A brief introduction - I've been using Pale Moon for a couple of years (don't remember exactly when I switched, but I think it was towards the end of the 3.6.x era, probably right after Mozilla started with the rapid version number bumping approach, but before 3.6.x was EOLd). I've been happy with it ever since, and the general development approach of the Pale Moon team appeals to me more than that of Mozilla at this point, so I'm here.
I've been following the forums but only registered recently, after the PM25 release, and all the heck that followed. PM25 works fine for me for now, and all the issues that I experienced in the beginning I worked around using the methods outlined here and on the main site.
However, with FF and PM diverging, I'd like to understand more what to expect in the future in regards to website/extension compatibility and the like.
I stumbled upon a split thread in the Mozillazine forums, where some technical points/questions about Pale Moon were brought up by the participants, which I thought were important. There seemed to be no consensus on some of them, so I thought I better ask directly here, at the source.
The thread is this one:
Pale Moon has changed its GUID
First, this post by LoudNoise:
My questions: Is it really only the GUID, or have some functional changes been made that may have made certain extensions/themes truly incompatible? In the list of currently unsupported extensions - have all these been working on V24? If so, what broke?Actually, at this point there shouldn't be any -- there hasn't been that much change from V 24. If something as complex as AdBlock is fixed by using a version that still supports 24 and changing GUID then everything else should also.
What is interesting is that only one theme is listed as working. Considering that most of them worked with version 24 I am curious what happened.
From this post by patrickjdempsey:
While it is obvious that anything specifically using/coded for Australis is not going to work, I'm curious about the last part of the comment about pre-Australis extensions running into issues with changes to the Gecko back-end.In the case of Themes, the source code may be freely licensed, but the imagery may not, and any Theme specifically supporting current versions of Firefox is not likely to work, AND older versions of Themes and Extensions designed for pre-Austrailis Firefox may be already starting to run into issues with CSS, XUL and XBL changes in Gecko.
My questions: How do you see the future of extension support in Pale Moon? With Mozilla EOLing pre-Australis Firefox, it is conceivable that eventually extension developers will stop catering to those versions. However I assume that at least some of them will continue to support the Classic Theme Restorer, since many mainstream Firefox users still don't like Australis. Is Classic Theme Restorer expected to continue to work? Will extensions that work well with this mode in FF, also work well in PM, which completely lacks Australis, or will PM be stuck with older versions of extensions, the pre-Australis ones? And assuming PM continue to update the Gecko back-end, to stay up-to-date on features and security, is it foreseeable that those pre-Australis extensions do run into issues, as Patrick predicts?

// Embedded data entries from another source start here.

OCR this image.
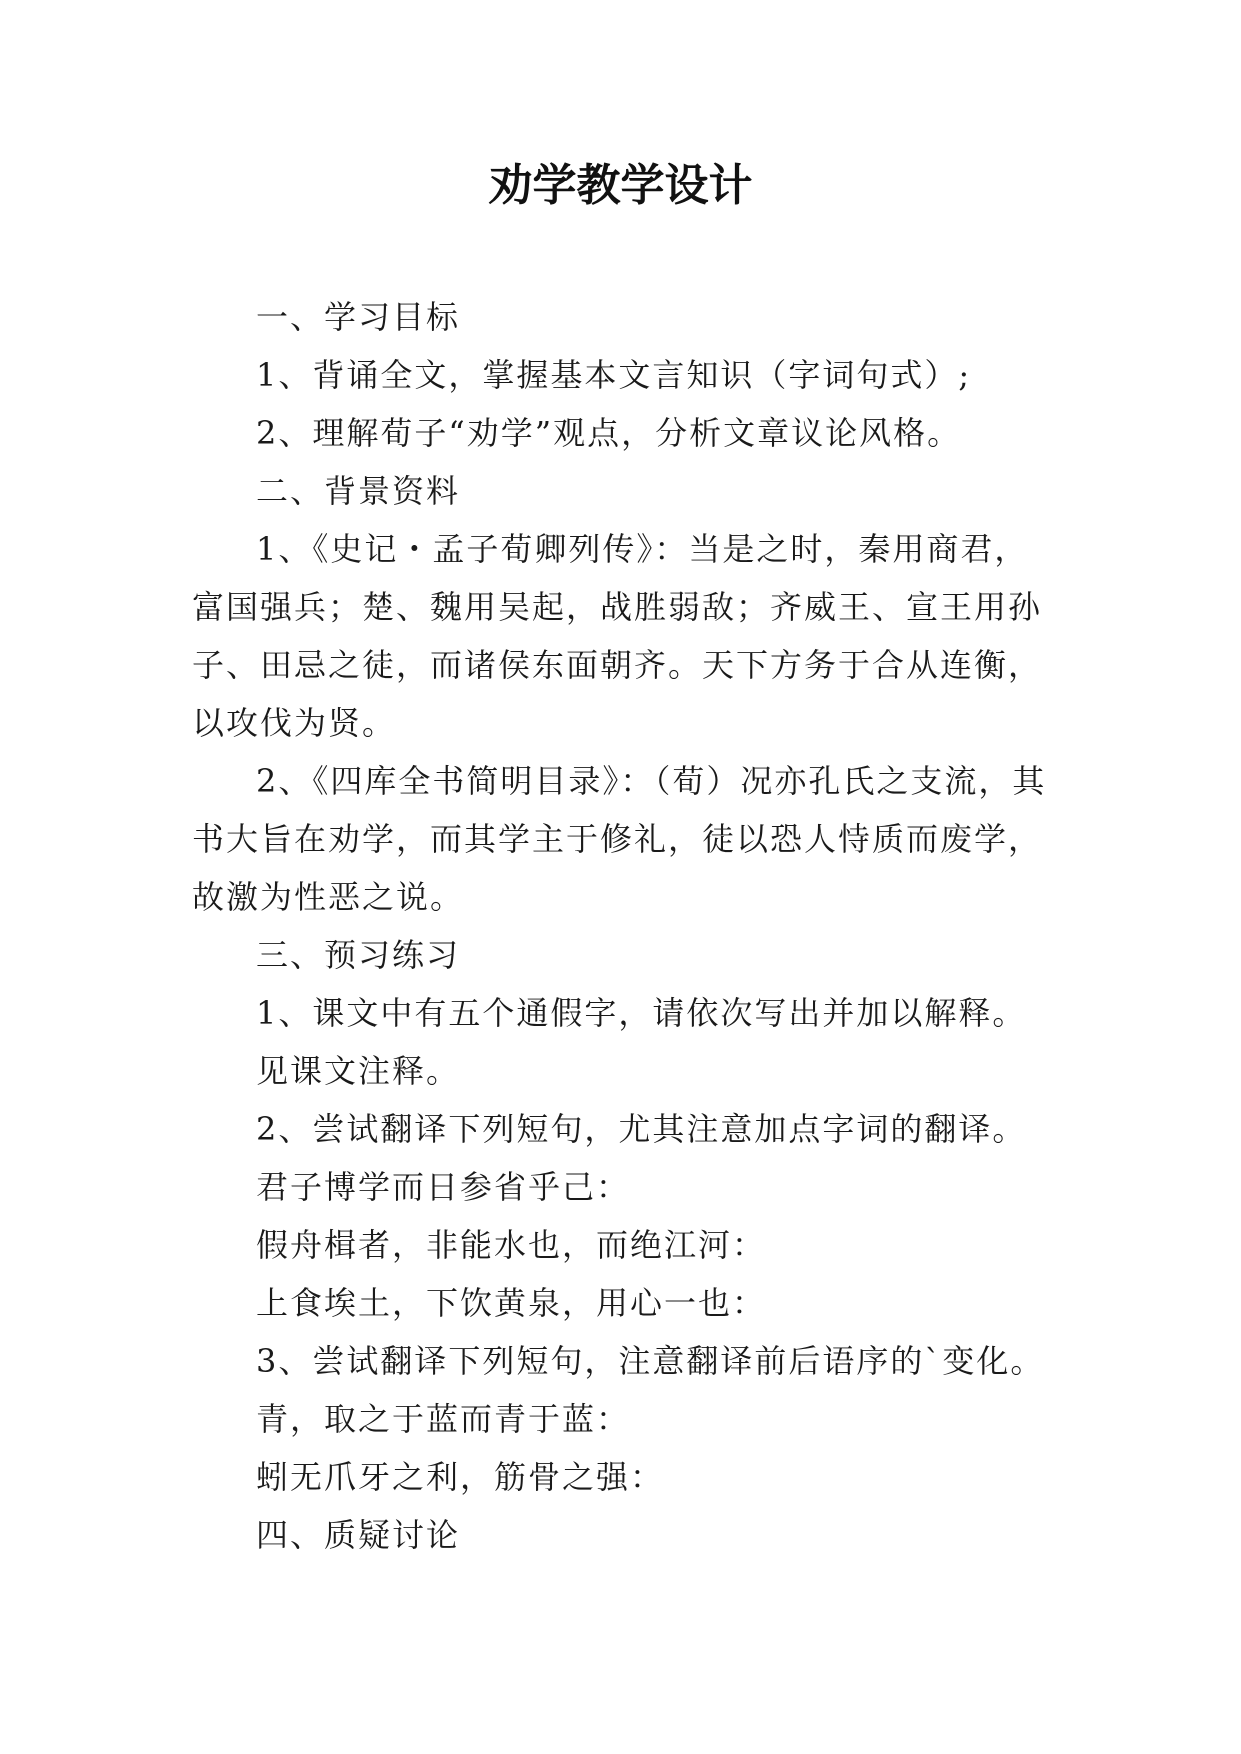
劝学教学设计

一、学习目标

1、背诵全文，掌握基本文言知识（字词句式）;

2、理解荀子“劝学”观点，分析文章议论风格。

二、背景资料

1、《史记・孟子荀卿列传》：当是之时，秦用商君，富国强兵；楚、魏用吴起，战胜弱敌；齐威王、宣王用孙子、田忌之徒，而诸侯东面朝齐。天下方务于合从连衡，以攻伐为贤。

2、《四库全书简明目录》：（荀）况亦孔氏之支流，其书大旨在劝学，而其学主于修礼，徒以恐人恃质而废学，故激为性恶之说。

三、预习练习

1、课文中有五个通假字，请依次写出并加以解释。

见课文注释。

2、尝试翻译下列短句，尤其注意加点字词的翻译。

君子博学而日参省乎己：

假舟楫者，非能水也，而绝江河：

上食埃土，下饮黄泉，用心一也：

3、尝试翻译下列短句，注意翻译前后语序的`变化。

青，取之于蓝而青于蓝：

蚓无爪牙之利，筋骨之强：

四、质疑讨论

Then there is this post by LoudNoise:
And this post by patrickjdempsey:Like it or not, most of the code in PM is still from Fx 24. PM did not magically rewrite the browser overnight.
My questions:What is PM25 really mostly based on? FF24 or FF31? What does it advertise to websites when FF user agent compatibility mode is turned on, and what does it advertise to extensions? What is the rationale behind this, and what do you plan to do in the future as the divergence continues?Based on digging around the supported features in the Release Notes page for PM 25, as well as the very silly Gecko build-date in your UA string, it is clear to me that PM 25 is based on Firefox 31 ESR. Abandoning Firefox/Gecko's numbering scheme is risky. Another thing I notice in your UA string and the Release Notes:
"Disable Firefox Compatibility mode by default.
This means Pale Moon will no longer have a Firefox/xx.xx indicator in its UserAgent string."
This is pretty much browser suicide. SeaMonkey users can attest to how bad of an idea this is. If PaleMoon is based on Firefox 31, it needs to advertise that it's based on Firefox 31. Period. Maybe it's not a huge huge issue right now, but next spring if they release PM 26 based on ESR 38 then there will almost certainly be major problems with website support for new technologies.
Dropping XP support is also likely not a good move. There's also so technical aspects of telling extensions that they are seeing Firefox 24 that is a bad idea. I also have to wonder what services.appInfo.version reports? There's going to be some very confused extensions from all of this I think.
Comment: Turning on FF user-agent compatibility is one of the first things I had to do, to continue using PM25 normally. As much as I agree that UA sniffing may be bad practice, it is a fact, and Pale Moon being still very much a minor browser in the field, it is very naive to think that PM developers/users will manage to convince all the "bad" websites (which include Google, as we all know) to stop it, or to add special treatment for PM, in the foreseeable future. Therefore this option must stay, probably indefinitely, and maybe even should be enabled by default.
Question: do you foresee that in time the code bases diverge so much that it will be impossible to present a reliable Firefox compatibility string, i.e., PM will not be sufficiently close to any FF version to be able to "spoof" it and have everything "just work"?